Les personnes réfugiées sont les grandes perdantes du nouveau pacte européen - Carte blanche

Caritas International Belgique Les personnes réfugiées sont les grandes perdantes du nouveau pacte européen - Carte blanche

En 2022, près de 110 millions de personnes ont été déplacées par les guerres, les violences ou les catastrophes naturelles.- © Khaled Akacha / Pexels

En 2022, près de 110 millions de personnes ont été déplacées par les guerres, les violences ou les catastrophes naturelles.- © Khaled Akacha / Pexels

20/06/2023

En 2022, près de 110 millions de personnes ont été déplacées par les guerres, les violences ou les catastrophes naturelles. Un chiffre qui dépasse l’entendement. Des millions de personnes ont fui le conflit en Ukraine, ont été déplacées en RD Congo ou encore au Venezuela. Durant cette même année, environ 881.000 personnes ont introduit une première demande de protection internationale dans l’Union européenne.

Fuir et tout laisser derrière soi n’est jamais un choix, mais la seule option possible pour s’assurer un avenir. Le plus souvent, en prenant de nombreux risques et en empruntant des voies de plus en plus dangereuses vers la sécurité. Le naufrage du bateau de pêche surchargé qui a chaviré au large des côtes grecques ce 14 juin en est l’illustration la plus récente et tragique. Il est peu probable que des voies officielles d’accès à la protection mettent un terme définitif à la migration irrégulière, cependant, ces voies sûres sont aujourd’hui déjà presque totalement inexistantes. En 2023, plus de 1.000 personnes ont trouvé la mort en Méditerranée. Pourquoi tardons-nous à ouvrir de réelles voies d’accès sûres pour les personnes en recherche de protection, comme la réinstallation et les visas humanitaires ? Pourquoi n’appelons-nous pas à un arrêt total des refoulements violents ? Et pourquoi faisons-nous en réalité exactement le contraire ?

Un scénario qui inquiète   

Le projet de réforme du régime d’asile prévoit d’empêcher l’accès au territoire européen pour les personnes en besoin de protection et de les maintenir dans les pays frontaliers pendant l’examen de leur demande, pour les contraindre à un retour rapide. Organiser ce retour d’une manière humaine implique des accords avec les pays tiers. Or ceux-ci font défaut, y compris dans le pacte, ce qui pose le risque de détentions massives. C’est particulièrement inquiétant. Le scénario d’un accueil indigne dans des camps surpeuplés aux frontières extérieures de l’UE est depuis longtemps devenu réalité. Mais tenons-nous vraiment à institutionnaliser le précédent des îles grecques ?

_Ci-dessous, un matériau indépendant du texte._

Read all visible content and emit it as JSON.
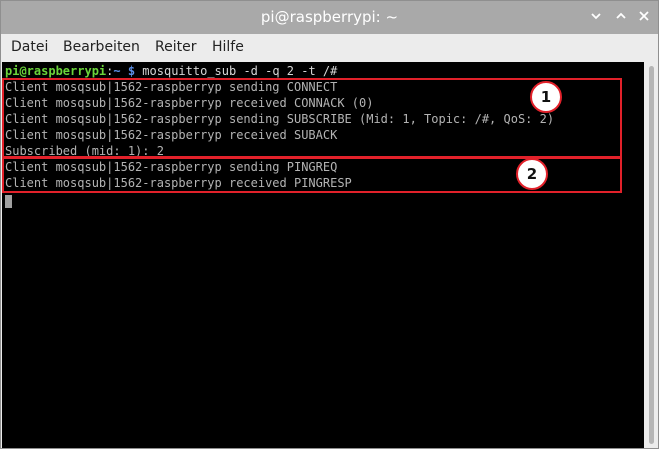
{
  "window": {
    "title": "pi@raspberrypi: ~",
    "minimize_icon": "chevron-down-icon",
    "maximize_icon": "chevron-up-icon",
    "close_icon": "close-icon"
  },
  "menubar": {
    "items": [
      "Datei",
      "Bearbeiten",
      "Reiter",
      "Hilfe"
    ]
  },
  "terminal": {
    "prompt_user": "pi@raspberrypi",
    "prompt_sep": ":",
    "prompt_path": "~ $",
    "command": " mosquitto_sub -d -q 2 -t /#",
    "lines": [
      "Client mosqsub|1562-raspberryp sending CONNECT",
      "Client mosqsub|1562-raspberryp received CONNACK (0)",
      "Client mosqsub|1562-raspberryp sending SUBSCRIBE (Mid: 1, Topic: /#, QoS: 2)",
      "Client mosqsub|1562-raspberryp received SUBACK",
      "Subscribed (mid: 1): 2",
      "Client mosqsub|1562-raspberryp sending PINGREQ",
      "Client mosqsub|1562-raspberryp received PINGRESP"
    ]
  },
  "annotations": {
    "badge_1": "1",
    "badge_2": "2",
    "accent_color": "#e2212a"
  }
}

Grâce à une procédure raccourcie aux frontières (pour les personnes provenant de pays dont le degré de protection est inférieur à 20%), il serait possible de distinguer les « vrais » des « faux » réfugiés en 12 semaines. La durée de cette procédure soulève de sérieux doutes, notamment concernant la garantie d’un examen individuel approfondi de chaque demande. Aujourd’hui cela prend des mois, parfois des années. Et l’accord n’apporte aucune garantie crédible.

Face à un tel durcissement et raccourcissement des procédures, une représentation juridique de qualité est essentielle. Pourtant, ici aussi, le bât blesse. Les personnes en demande de protection devront rester en-dehors des frontières de l’Europe pendant l’examen de leur demande d’asile. Elles y auront en principe accès à des informations gratuites sur les aspects juridiques et procéduraux de leur dossier, mais pas nécessairement à une assistance et à une représentation juridiques. Et même si ces droits devaient être inscrits sur le papier, encore faut-il qu’ils soient accessibles dans la pratique.

La tragédie grecque comme modèle ?    

L’exemple grec établi ne rassure pas : migrants et migrantes ont difficilement voire pas du tout accès à des informations sur leur procédure et leurs droits dans une langue qu’ils et elles maîtrisent ou à une représentation juridique. Pour qui se trouve dans un centre de détention, il est quasiment impossible de contester sa situation.

Le nouvel accord bétonne des pratiques dont on sait qu’elles ont des conséquences humanitaires dramatiques. Au sein même de l’Union, nous ne savons que trop bien qu’il est difficile d’exercer des droits qui existent pourtant sur papier. Comment le garantir à nos frontières ?

Les gouvernements européens doivent assumer leurs responsabilités en matière de droit international relatif aux réfugiés, et garantir des procédures d’asile efficaces et un accueil digne. Cela demande à la fois du temps et du courage politique. Ce même courage politique qui a rendu possible la protection temporaire accordée aux Ukrainiens et Ukrainiennes. Rebâtissons sur cette solidarité les bases d’un modèle européen d’accueil, qui garantisse les droits fondamentaux et la protection de toute personne, quel que soit son pays d’origine.